During the unprecedented Coronavirus pandemic, the government has put in place many vital and necessary rules in order to keep us all safe and to prevent the spread of COVID-19. These rules have been, and still are, crucial when it comes to lowering COVID transmission rates and although they have changed and adapted over time (with June the 21st marking ‘freedom day’- the day where life in the UK supposedly turned back to some form of ‘normality’ with fewer restrictions and the opening of events and nightclubs), it is still incredibly important to follow the remaining rules and to wear a mask if possible. So how does it feel when government officials break the government rules designed to keep everyone safe?

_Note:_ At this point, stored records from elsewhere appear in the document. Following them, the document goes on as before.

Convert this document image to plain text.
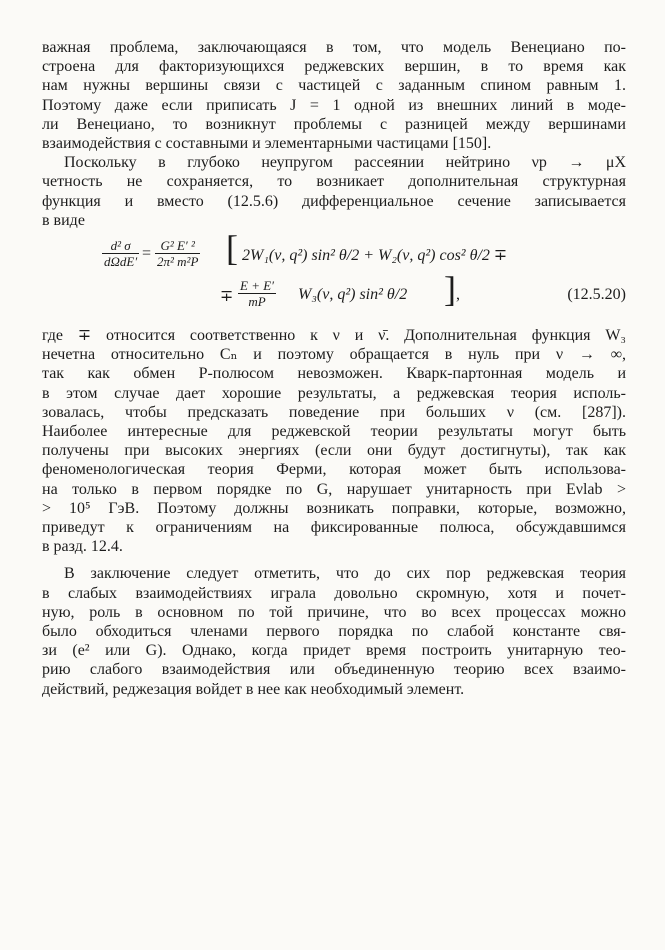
важная проблема, заключающаяся в том, что модель Венециано по-
строена для факторизующихся реджевских вершин, в то время как
нам нужны вершины связи с частицей с заданным спином равным 1.
Поэтому даже если приписать J = 1 одной из внешних линий в моде-
ли Венециано, то возникнут проблемы с разницей между вершинами
взаимодействия с составными и элементарными частицами [150].

Поскольку в глубоко неупругом рассеянии нейтрино νp → μX
четность не сохраняется, то возникает дополнительная структурная
функция и вместо (12.5.6) дифференциальное сечение записывается
в виде

d² σ
dΩdE′ = G² E′ ²
2π² m²P [ 2W₁(ν, q²) sin² θ/2 + W₂(ν, q²) cos² θ/2 ∓
∓
E + E′
mP W₃(ν, q²) sin² θ/2 ] ,	(12.5.20)

где ∓ относится соответственно к ν и ν̄. Дополнительная функция W₃
нечетна относительно Cₙ и поэтому обращается в нуль при ν → ∞,
так как обмен P-полюсом невозможен. Кварк-партонная модель и
в этом случае дает хорошие результаты, а реджевская теория исполь-
зовалась, чтобы предсказать поведение при больших ν (см. [287]).
Наиболее интересные для реджевской теории результаты могут быть
получены при высоких энергиях (если они будут достигнуты), так как
феноменологическая теория Ферми, которая может быть использова-
на только в первом порядке по G, нарушает унитарность при Eνlab >
> 10⁵ ГэВ. Поэтому должны возникать поправки, которые, возможно,
приведут к ограничениям на фиксированные полюса, обсуждавшимся
в разд. 12.4.

В заключение следует отметить, что до сих пор реджевская теория
в слабых взаимодействиях играла довольно скромную, хотя и почет-
ную, роль в основном по той причине, что во всех процессах можно
было обходиться членами первого порядка по слабой константе свя-
зи (e² или G). Однако, когда придет время построить унитарную тео-
рию слабого взаимодействия или объединенную теорию всех взаимо-
действий, реджезация войдет в нее как необходимый элемент.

After coming into contact with Sajid Javid, the recently appointed Secretary of State for Health and Social Care, who tested positive for COVID-19, both Boris Johnson, the Prime Minister, and Rishi Sunak, the Chancellor of the Exchequer, announced that they were not going to isolate due to their negative lateral flow tests. They also announced that they would be doing daily rapid tests to ensure that they did not have the virus. Although their negative lateral flow tests do act as some reassurance that neither of them have the virus, it still doesn’t necessarily guarantee that they do not have Covid. According to statistics, one in ten positive lateral flow tests in England turn out to be wrong when people retest. This means that they could be receiving false negatives when they actually do have the virus and vice versa. However, regardless of whether or not they have the virus, their actions are still largely hypocritical as they expect everyone else to follow the government guidelines whilst not following the rules themselves. It appears somewhat miraculous and far too convenient that both Johnson and Sunak were selected to participate in the pilot scheme at exactly the same time. Once again, this points to the idea of special treatment exclusively for the higher-ups. It is one rule for them, and another rule for everyone else at a time where it is especially important that the rules should apply to everybody equally in order to eradicate the virus. The correct procedure, after coming into contact with someone who has tested positive, is to isolate. Johnson and Sunak swiftly sidestepped this rule, on the eve of ‘Freedom day’, with the claim that they were testing a new ‘pilot scheme’ of not isolating. Many people criticised the pilot scheme as being nothing more than a flimsy excuse to ensure that the pair did not have to isolate themselves.
It is important to mention that for NHS workers, this rule does not apply. Due to the important nature of their job, they are still allowed to go into work after having been in contact with someone who has tested positive, given that they themselves have tested negative. Perhaps then it is important to allow for certain exceptions in the rules if it is for essential work. It is true that the work of politicians is extremely important as it shapes the country and society we live in. However, it can be said that the work of NHS staff can not be done from home, whereas arguably Johnson and Sunak’s jobs can.
Ultimately, as members of the government themselves, they set an example to everyone in the country. When they disregard the rules, it sends the message that it is ok for everyone else to do so, even though it evidently is not considering the spike in COVID rates rates. People feel betrayed by the hypocrisy that the government has shown during the Coronavirus pandemic: from the Dominic Cummings Barnard Castle incident to this, it’s just another example of one rule for them, and another rule for everyone else. Thankfully, Johnson and Sunak are now isolating after promptly announcing a U-turn, after only 157 minutes, on their ‘pilot scheme’ due to the public backlash that followed it. Hopefully, we won’t see another incident like this in the future.